Undoubtedly, the present lot places Taylor in a long-standing tradition of artists looking to courtesans in their subject matter, from Edgar Degas’ ballerinas to Pablo Picasso’s Les Demoiselles d'Avignon. In particular, Taylor’s two-dimensional painterly figurations of women in waiting emulate the provocative reading of Édouard Manet’s Olympia. Though the model for the woman in question did not partake in the profession, her unyielding gaze and firm placement of her left hand was enough to shock the Paris Salon in 1865. Manet bid farewell to the pristine, soft modeling of chiaroscuro and one-point perspective that had perpetually chaperoned the mythical, nude goddesses of the Salon and exchanged them for pure color and line to complement the naked women of the maison close. Olympia was a modern woman painted in a modern fashion. Similarly, Taylor’s raw painterly energy and concentrated, black outlines of his subjects emulate the honesty and grit of Manet’s realism. Brilliantly, Taylor pays homage to Manet in a genius arrangement of black brushstrokes below his left-most seated call girl: here, she has coyly slipped off one of her shoes as if she were the suggestive Parisian courtesan.

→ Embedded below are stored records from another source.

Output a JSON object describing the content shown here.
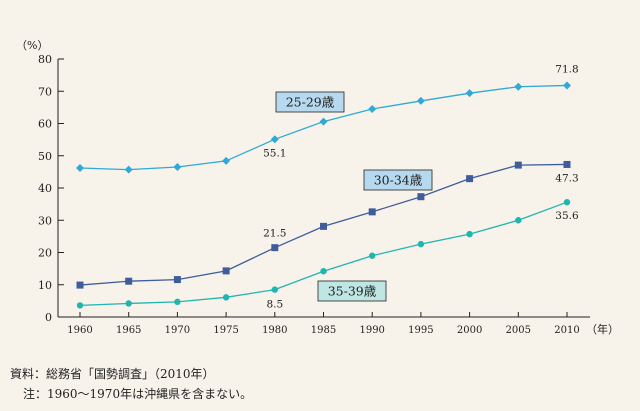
{
  "chart_data": {
    "type": "line",
    "y_unit": "（%）",
    "x_unit": "（年）",
    "ylim": [
      0,
      80
    ],
    "yticks": [
      0,
      10,
      20,
      30,
      40,
      50,
      60,
      70,
      80
    ],
    "categories": [
      "1960",
      "1965",
      "1970",
      "1975",
      "1980",
      "1985",
      "1990",
      "1995",
      "2000",
      "2005",
      "2010"
    ],
    "grid": false,
    "series": [
      {
        "name": "25-29歳",
        "marker": "diamond",
        "color": "#2fa9d8",
        "label_fill": "#b7d9ef",
        "values": [
          46.2,
          45.7,
          46.5,
          48.4,
          55.1,
          60.6,
          64.5,
          67.0,
          69.4,
          71.4,
          71.8
        ],
        "annotations": [
          {
            "index": 4,
            "text": "55.1"
          },
          {
            "index": 10,
            "text": "71.8"
          }
        ]
      },
      {
        "name": "30-34歳",
        "marker": "square",
        "color": "#3e5d9a",
        "label_fill": "#b7d9ef",
        "values": [
          9.9,
          11.1,
          11.6,
          14.3,
          21.5,
          28.1,
          32.6,
          37.3,
          42.9,
          47.1,
          47.3
        ],
        "annotations": [
          {
            "index": 4,
            "text": "21.5"
          },
          {
            "index": 10,
            "text": "47.3"
          }
        ]
      },
      {
        "name": "35-39歳",
        "marker": "circle",
        "color": "#1fb5b0",
        "label_fill": "#bfe6e3",
        "values": [
          3.6,
          4.2,
          4.7,
          6.1,
          8.5,
          14.2,
          19.0,
          22.6,
          25.7,
          30.0,
          35.6
        ],
        "annotations": [
          {
            "index": 4,
            "text": "8.5"
          },
          {
            "index": 10,
            "text": "35.6"
          }
        ]
      }
    ]
  },
  "footer": {
    "source": "資料：総務省「国勢調査」（2010年）",
    "note": "注：1960〜1970年は沖縄県を含まない。"
  }
}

Taylor’s evocation of the iconic painting that was once shunned and rehung in the backroom of the Paris Salon fittingly incites a sense of poignant realism that colors the lives of women whom themselves have long been shunned by society. Though he leaves us with bare impressions of facial features, Taylor’s subjects are not without expression. Crossed legs, folded arms, and pensive stares render a sense of intimacy that calls upon the studies of Henri de Toulouse-Lautrec. In particular, the scarlet red sofa, peach skin tones, and black contours call to mind the Post-Impressionist’s 1894 masterpiece, Rue des Moulins. Here, Lautrec removes the veil of erotic enthusiasm that even Manet held on to, painting a genuine scene of working women in their off-moments: posing for selection, resigning to indifference, and, as seen in the far-right figure, submitting themselves for medical inspection. In the tradition of Lautrec, Untitled reveals Taylor as an artist with a sense of profound intimacy and understanding.

With a bright, balanced attention to all walks of life, one can only assume Taylor’s visual sense of empathy is partly informed by the decade he spent working as a psychiatric assistant at Camarillo State Hospital. Indeed, compassion is omnipresent in Taylor’s paintings, as he turns his gaze to his friends and family, as well as the invalid, the homeless and other, often transient members of his Los Angeles community. In Untitled, the figure on the right is energetically pictured in quick strokes as a passerby with brown skin and blue overalls, the likeness of the artist himself on his way to his studio. A flâneur of downtown Los Angeles, Henry Taylor continues the tradition of the artist as social observer and paints with the hand of an artist who truly sees.